Un point sur l’homme
Né en 1939 à Burnley dans une famille chrétienne. Il perd sa mère à l’âge de 12 ans et son père à 24 ans. Entre temps ce dernier se remarie. C’est à sa belle-mère qu’il annonce son homosexualité. Elle accepte les faits sans difficulté malgré l’époque. C’est dans la démarche d’amour de son prochain, qu’elle revendique et partage à son beau-fils.
Dès l’adolescence, Ian s’intéresse aux arts scéniques. Il monte sur les planches et développe son talent. En 1961, il fait ses débuts professionnels au théâtre de Nottingham, puis dans le West End en 1964.
La même année, il décroche son premier rôle au cinéma dans le film The Indian Tales of Rudyard Kipling. Long-métrage que je n’ai pas eu l’occasion de voir, mais qui au moins le mérite de lancer la carrière cinématographique de cet acteur. Depuis, il aura tourné dans 74 films et séries. Rien que sur grand écran, les œuvres dans lesquelles il a joué ont rapporté près de 6 milliards de dollars.
Deux rôles majeurs
Le nom de Ian McKellen est rattaché à deux célèbres sagas du cinéma du XXI°siècle X-men et Le Seigneur des Anneaux. Il est impossible de le dissocier de ces œuvres malgré la grande filmographie de sir McKellen. A tel point que lorsqu’une personne ne connait pas son nom, il suffit de citer les personnages de ces films pour que son identité soit reconnue.
En terre du milieu

Il interprète le personnage de Gandalf dans la trilogie du Seigneur des Anneaux de 2001 à 2003, puis dans celle du Hobbit de 2012 à 2014. Gandalt dit « le gris » puis « le blanc » est un Istari, une forme de divinité inférieure de l’univers inventé par J.R.R. Tolkien. Le personnage est le plus souvent décrit comme un magicien sage et puissant. Il est chargé d’une mission, ramener la paix en terre du milieu en nuisant aux néfastes projets de Sauron, l’antagoniste principal. Gandalf n’use que très peu de sa magie et se positionne en guide malgré ses grandes capacités qui pourrait faire de lui le héro de cette univers. C’est un personne qui semble parfois « à part de l’histoire ». Il peut apparaître et disparaître à tout moment du récit, lui donnant un coté mystérieux développant les fantasmes et les questionnements sur ses pouvoirs d’enchanteur.

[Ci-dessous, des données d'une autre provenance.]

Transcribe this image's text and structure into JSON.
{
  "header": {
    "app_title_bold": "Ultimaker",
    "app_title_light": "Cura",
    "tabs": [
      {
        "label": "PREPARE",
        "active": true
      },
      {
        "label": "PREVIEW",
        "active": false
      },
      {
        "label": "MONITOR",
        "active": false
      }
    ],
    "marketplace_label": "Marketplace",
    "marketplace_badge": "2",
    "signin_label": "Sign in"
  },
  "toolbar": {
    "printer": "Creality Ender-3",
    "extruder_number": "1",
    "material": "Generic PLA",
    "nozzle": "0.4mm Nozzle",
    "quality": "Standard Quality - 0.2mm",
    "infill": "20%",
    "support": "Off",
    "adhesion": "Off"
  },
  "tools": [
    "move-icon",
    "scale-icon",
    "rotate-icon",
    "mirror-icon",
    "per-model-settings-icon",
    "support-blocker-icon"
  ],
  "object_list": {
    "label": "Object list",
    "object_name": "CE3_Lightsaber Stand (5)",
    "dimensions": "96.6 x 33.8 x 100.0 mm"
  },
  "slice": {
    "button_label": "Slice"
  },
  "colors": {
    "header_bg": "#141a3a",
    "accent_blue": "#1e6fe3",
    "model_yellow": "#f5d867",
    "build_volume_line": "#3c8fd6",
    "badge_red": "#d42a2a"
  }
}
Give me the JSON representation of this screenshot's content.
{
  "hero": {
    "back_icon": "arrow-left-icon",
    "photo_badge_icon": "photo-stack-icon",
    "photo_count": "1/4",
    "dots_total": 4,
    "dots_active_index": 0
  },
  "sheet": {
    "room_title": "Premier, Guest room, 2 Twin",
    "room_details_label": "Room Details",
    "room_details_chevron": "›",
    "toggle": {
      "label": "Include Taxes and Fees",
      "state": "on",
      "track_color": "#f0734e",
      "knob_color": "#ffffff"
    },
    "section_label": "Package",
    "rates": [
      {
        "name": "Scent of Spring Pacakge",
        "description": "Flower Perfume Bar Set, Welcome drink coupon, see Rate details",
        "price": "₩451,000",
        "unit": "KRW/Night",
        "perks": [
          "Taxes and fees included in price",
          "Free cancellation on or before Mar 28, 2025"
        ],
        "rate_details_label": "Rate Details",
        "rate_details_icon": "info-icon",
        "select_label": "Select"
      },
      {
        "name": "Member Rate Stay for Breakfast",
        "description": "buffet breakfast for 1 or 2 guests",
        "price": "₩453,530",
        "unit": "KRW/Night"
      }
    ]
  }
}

L’acteur ne se voit pas forcément en guide. Pourtant il n’hésite pas à donner son avis. C’est un homme qui s’engage. Il le fait au travers de manifestations LGBT, mais aussi en s’opposant publiquement aux doctrines politiques.
Chez Marvel

Ian McKellen interprète le personnage d’ Erik Lehnsherr dans la saga X-men de 2000 à 2014. Erik a connu la seconde guerre mondiale en tant que jeune juif, il fut déporté avec sa famille qu’il perdit dans les camps. A la suite de ces événements il découvre ses capacités hors du commun. Dans la seconde moitié du vingtième siècle une partie de la population se révèle être mutante et possède des capacités qui semblent surnaturelles. Erik peut soumettre les métaux à sa volonté.
Comme pour prendre sa revanche sur l’antisémitisme des nazis, il prendra le pseudonyme de Magneto et luttera à la façon d’un Malcom X contre les membres de l’humanité qui opprime ceux qu’il appelle ses frères et sœurs.
Avec ce personnage le choix de prendre Ian McKellen crée une profonde mise en abîme. Erik prend sa revanche sur l’antisémitisme en prenant exemple sur un homme qui a lutté pour le droit des personnes afro-américaines. Il combat la peur d’une différence involontaire alors qu’il est joué par un acteur ayant maintes fois manifesté pour les droits des personnes homosexuelles. Le tout forme une allégorie de la lutte contre la discrimination.
Ce que je pense de son jeu
Ian McKellen est un très bon acteur. Son jeu est capable de nous faire passer par de nombreuses émotions. Il sait apporter des nuances dans ses expressions, sa gestuel et sa voix. Si il faut interpréter un personnage charismatique, fort, complexe et expérimenté, c’est à lui qu’il faut faire appel. C’est un acteur qui mérite bien plus de récompenses.